This repository contains everything needed to deploy a production-ready service for computing sentence similarity embeddings using the model all-MiniLM-L6-v2 and TorchServe. Those embeddings can then be used in combination with a vector database like Pinecone, Milvus, Weaviate or Qdrant.
This repository has been created because there was no simple example in the torchserve repository for deploying a huggingface model for sentence similarity. The closest I could find was resources for sequence classification, generation, question answering, and token classification as you can check here.
More details about it is provided in this article.
There are two ways to test the server, by running it as a process or as a docker container.
First, make sure you have docker installed.
docker run -p 8080:8080 -it ghcr.io/alexgseymour/torch-serve-embedder-encoder-x86:latest
Then, go to Usage to check how to use the service.
Note that the command can be further optimized for production by using settings documented in the TorchServe documentation
Also note that by using this docker image and even if you have a GPU available, the inferences will be done on CPU with the basic capabilities, i.e., without leveraging any CPU extension. If you want to leverage your GPU or some CPU capabilities, you need to adapt the Dockerfile according to the documentation of TorchServe.
First, make sure you have Python 3 and Java 11+ installed.
make serve
Then, go to Usage to check how to use the service. If you have a GPU available, it will use it for faster inferences.
This should start a server localy that you can query with a curl like the following:
curl --location 'http://127.0.0.1:8080/predictions/my_model' \
--header 'Content-Type: application/json' \
--data '{
"input": ["hello, how are you?", "hi, what is up?"]
}'
You should get an output similar to
[
[
0.019096793606877327,
0.03446517512202263,
0.09162796288728714,
0.0701652243733406,
-0.029946573078632355,
...
],
[
-0.06470940262079239,
-0.03830110654234886,
0.013061972334980965,
-0.0003482792235445231,
...
]
]
- TochServe uses a Java server to expose the API which is heavy. Checking the stats from Docker, the service takes about 4GB of RAM. I will check how I can optimize the RAM usage with Go bindings to reduce the footprint.
Many thanks to:
-
Stane Aurelius who wrote a great post about the details on how to deploy a model with tochserve.

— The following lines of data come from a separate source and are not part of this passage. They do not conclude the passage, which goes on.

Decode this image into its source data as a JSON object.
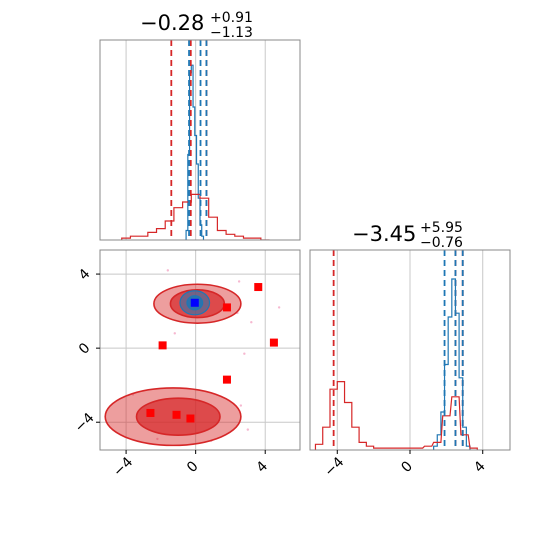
{
  "colors": {
    "blue": "#1f77b4",
    "red": "#d62728",
    "marker_red": "#ff0000",
    "marker_blue": "#0000ff",
    "grid": "#c8c8c8",
    "axes": "#888888"
  },
  "chart_data": [
    {
      "type": "line",
      "panel": "top-left marginal histogram",
      "title": {
        "value": "−0.28",
        "sup": "+0.91",
        "sub": "−1.13"
      },
      "xlim": [
        -5.5,
        6
      ],
      "grid": true,
      "x_ticks": [
        -4,
        0,
        4
      ],
      "quantile_lines_blue": [
        -0.38,
        0.28,
        0.62
      ],
      "quantile_lines_red": [
        -1.4,
        -0.28,
        0.62
      ],
      "series": [
        {
          "color": "blue",
          "x": [
            -0.5,
            -0.4,
            -0.3,
            -0.2,
            -0.1,
            0.0,
            0.1,
            0.2,
            0.3,
            0.4
          ],
          "density": [
            0.05,
            0.45,
            0.88,
            0.92,
            0.7,
            0.55,
            0.4,
            0.22,
            0.08,
            0.02
          ]
        },
        {
          "color": "red",
          "x": [
            -4,
            -3.5,
            -3,
            -2.5,
            -2,
            -1.5,
            -1,
            -0.5,
            0,
            0.5,
            1,
            1.5,
            2,
            2.5,
            3,
            3.5,
            4
          ],
          "density": [
            0.01,
            0.02,
            0.02,
            0.04,
            0.06,
            0.1,
            0.17,
            0.2,
            0.24,
            0.22,
            0.12,
            0.05,
            0.03,
            0.02,
            0.01,
            0.01,
            0.0
          ]
        }
      ]
    },
    {
      "type": "scatter",
      "panel": "bottom-left 2D contour",
      "xlim": [
        -5.5,
        6
      ],
      "ylim": [
        -5.5,
        5.3
      ],
      "grid": true,
      "x_ticks": [
        -4,
        0,
        4
      ],
      "y_ticks": [
        -4,
        0,
        4
      ],
      "red_contours": [
        {
          "cx": 0.1,
          "cy": 2.4,
          "rx": 2.5,
          "ry": 1.05,
          "level": "outer"
        },
        {
          "cx": 0.1,
          "cy": 2.4,
          "rx": 1.55,
          "ry": 0.75,
          "level": "inner"
        },
        {
          "cx": -1.3,
          "cy": -3.7,
          "rx": 3.9,
          "ry": 1.55,
          "level": "outer"
        },
        {
          "cx": -1.0,
          "cy": -3.7,
          "rx": 2.4,
          "ry": 1.0,
          "level": "inner"
        }
      ],
      "blue_contours": [
        {
          "cx": -0.05,
          "cy": 2.45,
          "rx": 0.85,
          "ry": 0.65
        },
        {
          "cx": -0.05,
          "cy": 2.45,
          "rx": 0.45,
          "ry": 0.38
        }
      ],
      "red_markers": [
        {
          "x": 3.6,
          "y": 3.3
        },
        {
          "x": 1.8,
          "y": 2.2
        },
        {
          "x": -1.9,
          "y": 0.15
        },
        {
          "x": 4.5,
          "y": 0.3
        },
        {
          "x": 1.8,
          "y": -1.7
        },
        {
          "x": -2.6,
          "y": -3.5
        },
        {
          "x": -1.1,
          "y": -3.6
        },
        {
          "x": -0.3,
          "y": -3.8
        }
      ],
      "blue_markers": [
        {
          "x": -0.05,
          "y": 2.45
        }
      ],
      "pink_points": [
        {
          "x": 2.5,
          "y": 3.6
        },
        {
          "x": -1.6,
          "y": 4.2
        },
        {
          "x": 2.4,
          "y": 1.9
        },
        {
          "x": 3.2,
          "y": 1.4
        },
        {
          "x": -1.2,
          "y": 0.8
        },
        {
          "x": 2.8,
          "y": -0.3
        },
        {
          "x": -3.6,
          "y": -2.5
        },
        {
          "x": 2.6,
          "y": -3.1
        },
        {
          "x": 3.0,
          "y": -4.4
        },
        {
          "x": -2.2,
          "y": -4.9
        },
        {
          "x": 0.9,
          "y": -5.0
        },
        {
          "x": 4.8,
          "y": 2.2
        }
      ]
    },
    {
      "type": "line",
      "panel": "bottom-right marginal histogram",
      "title": {
        "value": "−3.45",
        "sup": "+5.95",
        "sub": "−0.76"
      },
      "xlim": [
        -5.5,
        5.5
      ],
      "grid": true,
      "x_ticks": [
        -4,
        0,
        4
      ],
      "quantile_lines_blue": [
        1.9,
        2.5,
        2.9
      ],
      "quantile_lines_red": [
        -4.2,
        2.5,
        2.9
      ],
      "series": [
        {
          "color": "blue",
          "x": [
            1.4,
            1.6,
            1.8,
            2.0,
            2.2,
            2.4,
            2.6,
            2.8,
            3.0,
            3.2
          ],
          "density": [
            0.02,
            0.08,
            0.2,
            0.45,
            0.7,
            0.9,
            0.72,
            0.38,
            0.12,
            0.02
          ]
        },
        {
          "color": "red",
          "x": [
            -5,
            -4.6,
            -4.2,
            -3.8,
            -3.4,
            -3.0,
            -2.6,
            -2.2,
            -1.8,
            0.5,
            1.0,
            1.5,
            2.0,
            2.5,
            3.0,
            3.5
          ],
          "density": [
            0.03,
            0.12,
            0.32,
            0.36,
            0.25,
            0.12,
            0.04,
            0.02,
            0.01,
            0.01,
            0.02,
            0.04,
            0.18,
            0.28,
            0.08,
            0.01
          ]
        }
      ]
    }
  ]
}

I highly recommend reading it.
-
The community publishing models on HuggingFace and particularly to the team who have produced the all-MiniLM-L6-v2 model and have shared it.
-
The Microsoft Research team who produced the paper about MiniLM.
-
The HuggingFace team who hosts the models and make them easily available to everyone.
The code in this repository is licensed under the MIT license.